With that in mind, it states that “Gucci should not be allowed to claim that Gucci, alone, has a wrongful monopoly on all blue-red-blue and green-red-green striped clothing and accessory items.”
Gucci responded to the lawsuit, alleging that Forever 21 was “brazenly” masquerading as a “victim of unfair competition in search of legal redress in the courts,” and that it was “bringing suit to cancel some of the most famous marks in the fashion world,” while “profiting handsomely by flaunting the law.” And still yet, Gucci lodged a number of counterclaims against Forever 21 for willful trademark infringement, trademark dilution and unfair competition, and asked the court to dismiss the case, arguing that, essentially, Forever 21 had not made its case by failing to provide any evidence that other parties are, in fact, using Gucci’s blue-red-blue and green-red-green striped trademarks.
Fast forward to February 2018 and after Forever 21 had amended its complaint and beef up its initial evidence (namely, that other brands have also been using the striped marks at issue) to avoid dismissal of the case, the court sided with the fast fashion brand. Judge Fernando M. Olguin of the U.S. District Court for the Central District of California rejected Gucci’s request to dismiss the trademark cancellation claims set forth by Forever 21. Refusing to toss out the trademark cancellation claims, Judge Olguin held that the “trademark cancellation and non-infringement claims are viable” and should be decided at trial.
It is unclear what the parties’ noted settlement entails. However, it is worth stating that any settlement between the two would never include an agreement that Gucci would give up any of its trademark registrations. For established fashion houses like Gucci, trademark rights, (i.e., those that cover its name, interlocking “G” logo, colored stripe patterns, etc.) are some of its most valuable – if not its most valuable – assets as a brand.
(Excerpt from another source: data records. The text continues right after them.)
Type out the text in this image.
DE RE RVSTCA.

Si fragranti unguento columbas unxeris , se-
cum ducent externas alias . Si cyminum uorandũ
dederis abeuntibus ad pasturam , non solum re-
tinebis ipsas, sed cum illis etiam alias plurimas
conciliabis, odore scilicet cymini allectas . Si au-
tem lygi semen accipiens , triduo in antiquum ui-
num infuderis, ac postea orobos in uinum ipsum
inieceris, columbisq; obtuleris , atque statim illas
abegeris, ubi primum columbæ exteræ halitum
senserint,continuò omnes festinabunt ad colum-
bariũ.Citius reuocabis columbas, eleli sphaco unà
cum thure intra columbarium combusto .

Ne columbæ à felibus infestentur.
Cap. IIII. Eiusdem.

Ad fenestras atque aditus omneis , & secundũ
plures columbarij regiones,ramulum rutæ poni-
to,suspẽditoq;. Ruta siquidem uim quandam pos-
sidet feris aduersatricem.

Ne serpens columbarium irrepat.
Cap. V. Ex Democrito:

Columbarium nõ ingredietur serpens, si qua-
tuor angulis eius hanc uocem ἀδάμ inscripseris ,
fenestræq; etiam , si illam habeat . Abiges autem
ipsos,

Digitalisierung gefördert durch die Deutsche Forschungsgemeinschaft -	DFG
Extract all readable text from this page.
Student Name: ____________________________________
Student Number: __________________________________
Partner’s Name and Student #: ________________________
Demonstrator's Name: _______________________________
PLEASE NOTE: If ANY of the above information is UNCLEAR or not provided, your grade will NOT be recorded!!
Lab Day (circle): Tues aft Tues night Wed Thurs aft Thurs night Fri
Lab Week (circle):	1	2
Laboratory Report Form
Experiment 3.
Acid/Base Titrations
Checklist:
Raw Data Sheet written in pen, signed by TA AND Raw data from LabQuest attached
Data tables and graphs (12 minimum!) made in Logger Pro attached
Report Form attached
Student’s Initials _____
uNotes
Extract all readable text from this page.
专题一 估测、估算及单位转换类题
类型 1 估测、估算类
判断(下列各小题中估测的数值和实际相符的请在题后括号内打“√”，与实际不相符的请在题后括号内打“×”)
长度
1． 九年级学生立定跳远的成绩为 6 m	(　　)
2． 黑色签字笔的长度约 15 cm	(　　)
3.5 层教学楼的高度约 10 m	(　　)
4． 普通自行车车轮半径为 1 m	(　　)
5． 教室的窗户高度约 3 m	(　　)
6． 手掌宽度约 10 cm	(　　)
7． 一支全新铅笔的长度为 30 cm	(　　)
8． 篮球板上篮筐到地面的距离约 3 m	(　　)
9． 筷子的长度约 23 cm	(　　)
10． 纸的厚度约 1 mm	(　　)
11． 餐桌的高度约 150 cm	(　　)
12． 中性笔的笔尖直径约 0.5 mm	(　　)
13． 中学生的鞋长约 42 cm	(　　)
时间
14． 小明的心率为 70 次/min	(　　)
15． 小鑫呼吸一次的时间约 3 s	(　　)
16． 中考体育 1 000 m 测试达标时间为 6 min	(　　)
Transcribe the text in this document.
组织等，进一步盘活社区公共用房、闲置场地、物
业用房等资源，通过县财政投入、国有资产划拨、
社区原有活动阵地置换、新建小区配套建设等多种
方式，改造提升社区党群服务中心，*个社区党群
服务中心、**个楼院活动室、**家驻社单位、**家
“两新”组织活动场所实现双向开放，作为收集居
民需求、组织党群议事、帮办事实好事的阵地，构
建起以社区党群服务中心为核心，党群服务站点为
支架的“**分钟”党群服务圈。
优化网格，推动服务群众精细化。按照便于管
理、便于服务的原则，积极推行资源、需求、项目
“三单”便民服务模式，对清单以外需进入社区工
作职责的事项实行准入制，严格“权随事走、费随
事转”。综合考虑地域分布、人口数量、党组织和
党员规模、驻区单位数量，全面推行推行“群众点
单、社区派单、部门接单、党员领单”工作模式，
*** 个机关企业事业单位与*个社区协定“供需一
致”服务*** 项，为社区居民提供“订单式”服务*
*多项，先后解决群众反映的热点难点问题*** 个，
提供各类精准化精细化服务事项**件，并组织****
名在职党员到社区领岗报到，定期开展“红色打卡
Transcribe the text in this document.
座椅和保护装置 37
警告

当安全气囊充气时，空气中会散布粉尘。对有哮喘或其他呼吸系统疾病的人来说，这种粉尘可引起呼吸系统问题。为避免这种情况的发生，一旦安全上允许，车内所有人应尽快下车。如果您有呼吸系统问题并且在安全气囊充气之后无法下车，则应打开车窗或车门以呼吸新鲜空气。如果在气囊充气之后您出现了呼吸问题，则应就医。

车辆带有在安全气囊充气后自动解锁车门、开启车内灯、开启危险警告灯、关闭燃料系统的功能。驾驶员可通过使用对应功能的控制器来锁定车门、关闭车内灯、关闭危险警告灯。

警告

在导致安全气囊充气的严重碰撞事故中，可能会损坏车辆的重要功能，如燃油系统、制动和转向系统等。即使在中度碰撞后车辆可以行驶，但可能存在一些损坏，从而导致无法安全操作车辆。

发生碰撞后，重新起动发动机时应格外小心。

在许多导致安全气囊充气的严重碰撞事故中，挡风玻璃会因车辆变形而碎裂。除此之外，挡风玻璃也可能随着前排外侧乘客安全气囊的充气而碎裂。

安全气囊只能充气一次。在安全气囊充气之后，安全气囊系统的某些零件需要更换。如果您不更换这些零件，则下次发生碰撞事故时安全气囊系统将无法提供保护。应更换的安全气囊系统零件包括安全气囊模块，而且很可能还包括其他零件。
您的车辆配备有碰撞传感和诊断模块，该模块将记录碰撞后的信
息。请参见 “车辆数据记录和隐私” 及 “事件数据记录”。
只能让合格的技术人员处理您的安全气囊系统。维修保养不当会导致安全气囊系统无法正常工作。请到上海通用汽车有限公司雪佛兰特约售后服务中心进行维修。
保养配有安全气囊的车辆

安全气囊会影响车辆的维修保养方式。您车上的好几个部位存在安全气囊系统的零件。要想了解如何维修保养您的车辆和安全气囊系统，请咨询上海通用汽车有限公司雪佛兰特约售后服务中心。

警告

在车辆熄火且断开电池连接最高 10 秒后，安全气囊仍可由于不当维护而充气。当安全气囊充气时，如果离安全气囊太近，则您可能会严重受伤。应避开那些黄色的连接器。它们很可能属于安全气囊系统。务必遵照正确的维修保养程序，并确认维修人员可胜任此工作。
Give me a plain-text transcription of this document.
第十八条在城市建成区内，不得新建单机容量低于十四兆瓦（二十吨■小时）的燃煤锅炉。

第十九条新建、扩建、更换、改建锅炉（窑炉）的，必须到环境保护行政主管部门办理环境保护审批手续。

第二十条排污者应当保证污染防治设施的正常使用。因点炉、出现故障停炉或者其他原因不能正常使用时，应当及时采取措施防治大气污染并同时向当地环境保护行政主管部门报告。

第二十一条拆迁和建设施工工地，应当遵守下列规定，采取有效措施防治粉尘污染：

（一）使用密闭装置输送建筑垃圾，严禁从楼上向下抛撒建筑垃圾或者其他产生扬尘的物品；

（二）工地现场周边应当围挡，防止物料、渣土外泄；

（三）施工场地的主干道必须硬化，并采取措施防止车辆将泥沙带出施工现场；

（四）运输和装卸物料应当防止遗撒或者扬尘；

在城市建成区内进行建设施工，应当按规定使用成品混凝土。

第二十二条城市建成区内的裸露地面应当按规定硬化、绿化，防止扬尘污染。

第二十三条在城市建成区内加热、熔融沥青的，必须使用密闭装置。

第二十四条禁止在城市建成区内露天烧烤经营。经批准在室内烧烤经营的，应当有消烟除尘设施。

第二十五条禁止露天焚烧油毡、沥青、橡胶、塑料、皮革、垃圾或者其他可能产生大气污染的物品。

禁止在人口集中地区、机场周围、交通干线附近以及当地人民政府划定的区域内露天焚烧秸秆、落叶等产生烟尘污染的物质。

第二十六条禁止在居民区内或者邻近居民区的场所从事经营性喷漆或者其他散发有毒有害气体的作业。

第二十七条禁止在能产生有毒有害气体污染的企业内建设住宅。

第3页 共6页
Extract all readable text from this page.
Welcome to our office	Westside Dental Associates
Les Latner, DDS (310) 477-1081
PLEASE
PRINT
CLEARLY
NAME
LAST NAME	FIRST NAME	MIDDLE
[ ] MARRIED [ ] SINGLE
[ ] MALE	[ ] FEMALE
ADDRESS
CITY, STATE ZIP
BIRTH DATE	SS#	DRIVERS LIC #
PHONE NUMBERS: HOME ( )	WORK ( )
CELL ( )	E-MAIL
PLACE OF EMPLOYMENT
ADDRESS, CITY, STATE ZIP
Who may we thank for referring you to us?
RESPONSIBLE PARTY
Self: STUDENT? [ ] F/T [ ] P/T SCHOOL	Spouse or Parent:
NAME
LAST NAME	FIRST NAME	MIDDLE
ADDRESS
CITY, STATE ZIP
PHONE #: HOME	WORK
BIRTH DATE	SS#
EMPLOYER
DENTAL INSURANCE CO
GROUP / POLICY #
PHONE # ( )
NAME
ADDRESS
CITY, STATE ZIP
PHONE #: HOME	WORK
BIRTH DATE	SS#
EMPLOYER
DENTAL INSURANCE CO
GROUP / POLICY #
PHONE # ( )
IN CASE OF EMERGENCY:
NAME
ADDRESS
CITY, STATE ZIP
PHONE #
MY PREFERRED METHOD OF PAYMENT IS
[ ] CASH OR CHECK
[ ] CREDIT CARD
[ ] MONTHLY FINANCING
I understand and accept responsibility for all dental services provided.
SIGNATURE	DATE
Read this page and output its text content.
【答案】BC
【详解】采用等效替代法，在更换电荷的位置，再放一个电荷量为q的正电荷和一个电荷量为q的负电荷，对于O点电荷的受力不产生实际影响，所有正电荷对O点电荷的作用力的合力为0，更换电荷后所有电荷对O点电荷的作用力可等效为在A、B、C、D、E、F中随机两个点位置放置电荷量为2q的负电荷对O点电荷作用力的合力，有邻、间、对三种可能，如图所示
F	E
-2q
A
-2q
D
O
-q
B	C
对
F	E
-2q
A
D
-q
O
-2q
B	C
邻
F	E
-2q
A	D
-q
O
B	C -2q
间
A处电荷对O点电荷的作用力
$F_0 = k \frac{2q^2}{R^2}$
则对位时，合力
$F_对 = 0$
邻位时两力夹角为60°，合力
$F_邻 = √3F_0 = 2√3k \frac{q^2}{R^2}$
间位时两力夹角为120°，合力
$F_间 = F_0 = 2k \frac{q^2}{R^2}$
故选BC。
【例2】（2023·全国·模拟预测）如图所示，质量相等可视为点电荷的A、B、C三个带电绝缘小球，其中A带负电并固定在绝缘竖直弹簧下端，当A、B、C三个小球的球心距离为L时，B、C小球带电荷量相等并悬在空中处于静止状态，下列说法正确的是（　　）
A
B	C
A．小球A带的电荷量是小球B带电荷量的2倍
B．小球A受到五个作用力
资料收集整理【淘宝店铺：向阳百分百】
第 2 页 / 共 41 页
While there are points to be made about the level of quality, and attention to detail and craftsmanship, and the consumer experience elements associated with high fashion or luxury goods, much of this can be attributed to storytelling, and what drives most consumer spending in terms of these products can be tied directly to the names and/or logos that are emblazoned on them.
* The case is Forever 21, Inc. v. Gucci America, Inc., et al., 2:17-cv-04706 (C.D.Cal).